Die Doku zeigt allerlei Wildtiere, die in einem idyllischen französischen Dorf leben und nicht in der Wildnis drumherum – Eichhörnchen, Vögel, Mäuse, Siebenschläfer, Marder – sowie hungrige Dorfbesucher wie Wildschweine und Greifvögel. Die Kamera kommt den Darstellern extrem nah, fliegt dann wieder über sie hinweg – so unmittelbare Bilder sieht man selten. Es wirkt wie ein Disney-Trickfilm oder wie ein Jan Haft auf Ecstacy.

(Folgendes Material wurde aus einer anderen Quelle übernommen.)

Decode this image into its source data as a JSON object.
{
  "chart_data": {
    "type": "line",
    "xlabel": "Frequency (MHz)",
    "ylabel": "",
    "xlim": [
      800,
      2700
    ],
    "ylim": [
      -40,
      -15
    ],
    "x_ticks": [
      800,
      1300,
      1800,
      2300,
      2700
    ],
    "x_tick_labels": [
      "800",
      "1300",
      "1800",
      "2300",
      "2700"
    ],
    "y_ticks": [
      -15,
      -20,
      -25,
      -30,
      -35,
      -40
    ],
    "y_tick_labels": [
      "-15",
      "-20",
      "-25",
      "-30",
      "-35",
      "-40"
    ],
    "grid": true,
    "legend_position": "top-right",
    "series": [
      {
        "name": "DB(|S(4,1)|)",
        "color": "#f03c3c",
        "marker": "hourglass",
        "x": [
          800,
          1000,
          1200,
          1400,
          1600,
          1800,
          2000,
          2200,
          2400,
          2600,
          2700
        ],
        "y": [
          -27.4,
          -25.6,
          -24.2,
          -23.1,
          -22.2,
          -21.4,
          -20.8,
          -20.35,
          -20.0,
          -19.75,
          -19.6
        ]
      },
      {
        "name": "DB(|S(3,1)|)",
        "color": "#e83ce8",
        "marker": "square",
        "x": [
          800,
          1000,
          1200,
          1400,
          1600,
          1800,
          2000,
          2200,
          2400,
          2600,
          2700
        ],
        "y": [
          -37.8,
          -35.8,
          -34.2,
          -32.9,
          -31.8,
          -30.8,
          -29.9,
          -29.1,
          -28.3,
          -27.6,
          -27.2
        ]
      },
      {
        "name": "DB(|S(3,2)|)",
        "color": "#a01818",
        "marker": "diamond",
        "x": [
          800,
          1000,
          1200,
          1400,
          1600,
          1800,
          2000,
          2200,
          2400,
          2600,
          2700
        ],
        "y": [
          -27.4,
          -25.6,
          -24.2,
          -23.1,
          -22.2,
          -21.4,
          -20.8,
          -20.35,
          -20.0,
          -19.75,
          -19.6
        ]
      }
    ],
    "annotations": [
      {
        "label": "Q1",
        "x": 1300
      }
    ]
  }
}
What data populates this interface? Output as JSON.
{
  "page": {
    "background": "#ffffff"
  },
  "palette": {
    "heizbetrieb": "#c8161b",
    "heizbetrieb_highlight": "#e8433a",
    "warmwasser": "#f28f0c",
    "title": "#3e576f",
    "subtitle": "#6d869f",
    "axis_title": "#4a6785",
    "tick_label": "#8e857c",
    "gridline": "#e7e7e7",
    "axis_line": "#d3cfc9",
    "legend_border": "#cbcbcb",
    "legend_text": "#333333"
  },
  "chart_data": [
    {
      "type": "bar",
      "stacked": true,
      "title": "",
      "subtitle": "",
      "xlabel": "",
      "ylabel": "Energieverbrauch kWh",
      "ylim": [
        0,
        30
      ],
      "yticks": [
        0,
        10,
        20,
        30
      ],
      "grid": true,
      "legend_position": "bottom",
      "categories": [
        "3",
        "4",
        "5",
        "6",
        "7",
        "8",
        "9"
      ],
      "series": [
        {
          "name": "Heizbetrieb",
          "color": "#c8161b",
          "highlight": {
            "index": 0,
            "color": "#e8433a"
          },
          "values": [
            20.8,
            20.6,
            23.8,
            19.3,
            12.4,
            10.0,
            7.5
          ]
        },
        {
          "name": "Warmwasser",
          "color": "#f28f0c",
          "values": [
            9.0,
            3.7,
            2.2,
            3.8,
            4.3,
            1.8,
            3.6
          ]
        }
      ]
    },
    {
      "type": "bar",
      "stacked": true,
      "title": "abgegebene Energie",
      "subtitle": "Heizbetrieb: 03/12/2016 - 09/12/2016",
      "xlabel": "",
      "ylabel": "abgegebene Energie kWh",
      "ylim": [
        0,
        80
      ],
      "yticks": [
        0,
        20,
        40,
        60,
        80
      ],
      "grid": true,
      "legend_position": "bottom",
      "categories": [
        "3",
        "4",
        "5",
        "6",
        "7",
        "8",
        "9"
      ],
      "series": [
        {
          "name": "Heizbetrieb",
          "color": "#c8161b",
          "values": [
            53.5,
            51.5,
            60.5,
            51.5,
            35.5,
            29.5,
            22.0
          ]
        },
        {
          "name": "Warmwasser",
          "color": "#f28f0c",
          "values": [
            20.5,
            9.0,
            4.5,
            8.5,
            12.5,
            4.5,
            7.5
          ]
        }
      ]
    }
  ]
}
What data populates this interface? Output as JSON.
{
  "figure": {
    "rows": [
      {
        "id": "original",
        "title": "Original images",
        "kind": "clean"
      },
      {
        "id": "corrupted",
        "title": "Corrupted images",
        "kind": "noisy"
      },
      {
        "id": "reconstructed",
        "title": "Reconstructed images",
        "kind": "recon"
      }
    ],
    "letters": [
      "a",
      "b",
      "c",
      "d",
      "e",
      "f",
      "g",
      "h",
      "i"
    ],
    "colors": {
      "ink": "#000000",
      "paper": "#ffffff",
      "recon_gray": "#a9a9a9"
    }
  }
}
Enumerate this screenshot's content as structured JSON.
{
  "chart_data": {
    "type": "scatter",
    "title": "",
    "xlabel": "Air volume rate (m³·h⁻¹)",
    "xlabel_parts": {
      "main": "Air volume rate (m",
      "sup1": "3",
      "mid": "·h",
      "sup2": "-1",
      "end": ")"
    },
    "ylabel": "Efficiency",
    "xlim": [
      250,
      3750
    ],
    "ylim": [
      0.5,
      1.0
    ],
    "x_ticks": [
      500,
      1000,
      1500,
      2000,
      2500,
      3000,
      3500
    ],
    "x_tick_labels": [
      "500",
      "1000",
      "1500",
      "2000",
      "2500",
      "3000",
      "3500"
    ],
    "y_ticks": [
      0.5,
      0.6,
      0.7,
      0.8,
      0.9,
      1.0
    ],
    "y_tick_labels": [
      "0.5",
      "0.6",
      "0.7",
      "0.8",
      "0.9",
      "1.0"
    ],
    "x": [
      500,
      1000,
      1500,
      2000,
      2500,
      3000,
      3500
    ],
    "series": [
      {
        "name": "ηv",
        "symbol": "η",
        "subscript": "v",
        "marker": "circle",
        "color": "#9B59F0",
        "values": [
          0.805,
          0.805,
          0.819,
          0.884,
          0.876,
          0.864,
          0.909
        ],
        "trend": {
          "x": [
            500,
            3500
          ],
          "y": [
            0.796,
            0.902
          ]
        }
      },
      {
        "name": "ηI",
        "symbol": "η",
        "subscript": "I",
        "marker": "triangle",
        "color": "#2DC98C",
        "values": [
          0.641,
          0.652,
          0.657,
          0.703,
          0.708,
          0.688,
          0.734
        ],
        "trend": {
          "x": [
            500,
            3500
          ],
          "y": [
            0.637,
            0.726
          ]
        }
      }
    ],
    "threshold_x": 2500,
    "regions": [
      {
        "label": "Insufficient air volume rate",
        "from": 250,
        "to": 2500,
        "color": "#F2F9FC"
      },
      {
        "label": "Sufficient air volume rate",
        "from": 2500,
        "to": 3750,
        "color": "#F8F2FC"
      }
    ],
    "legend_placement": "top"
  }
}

Und doch, wie man eine Doku mit Effekthuberei verhunzen kann, das präsentiert diese mit allen Filmereitricks der Welt protzende Doku atemlos stolz:

  • zu großen Teilen bewegen sich die Tiere in starker Zeitlupe, man verliert völlig das Gefühl für normale Geschwindigkeit
  • Ess- und Trittgeräusche werden in Zeitlupenszenen oder Nahaufnahmen vom Tonmeister mit der Geräuschkiste nachsynchronisiert und klingen lächerlich
  • jumpcut-artig wechselt der Film manchmal zwischen Zeitlupe und Normaltempo und diese ohnehin absurden Tempowechsel und Chronologiesprünge untermalt auch noch ein sinnloses Comicfilm-Geräusch
  • der reißerische Blick aus nächster Nähe mit dramatisierender Weitwinkeloptik ermüdet schnell, auch wenn man ihn so kaum je gesehen hat
  • das allzu malerische Dorf wird immer wieder mit wildem Drohnenflug gezeigt, anders geht’s ja heute nicht mehr
  • unentwegt aufdringlich schwülstige oder dramatisierende Musik

Dazu kommt: Wer gern v.a. niedliche Tiere sieht (wie ich) und das bei Tageslicht (wie ich), der kommt im Dorf der wilden Tiere nicht ganz auf ihre*seine Kosten: Die Doku zeigt sehr lange fast genussvoll weniger appetitliche Würmer, Schnecken, Hornissen u.a. Insekten, bei den Ratten in der Kanalisation schwimmt offenbar auch menschlicher Kot vorbei. Und längere Passagen spielen bei Nacht.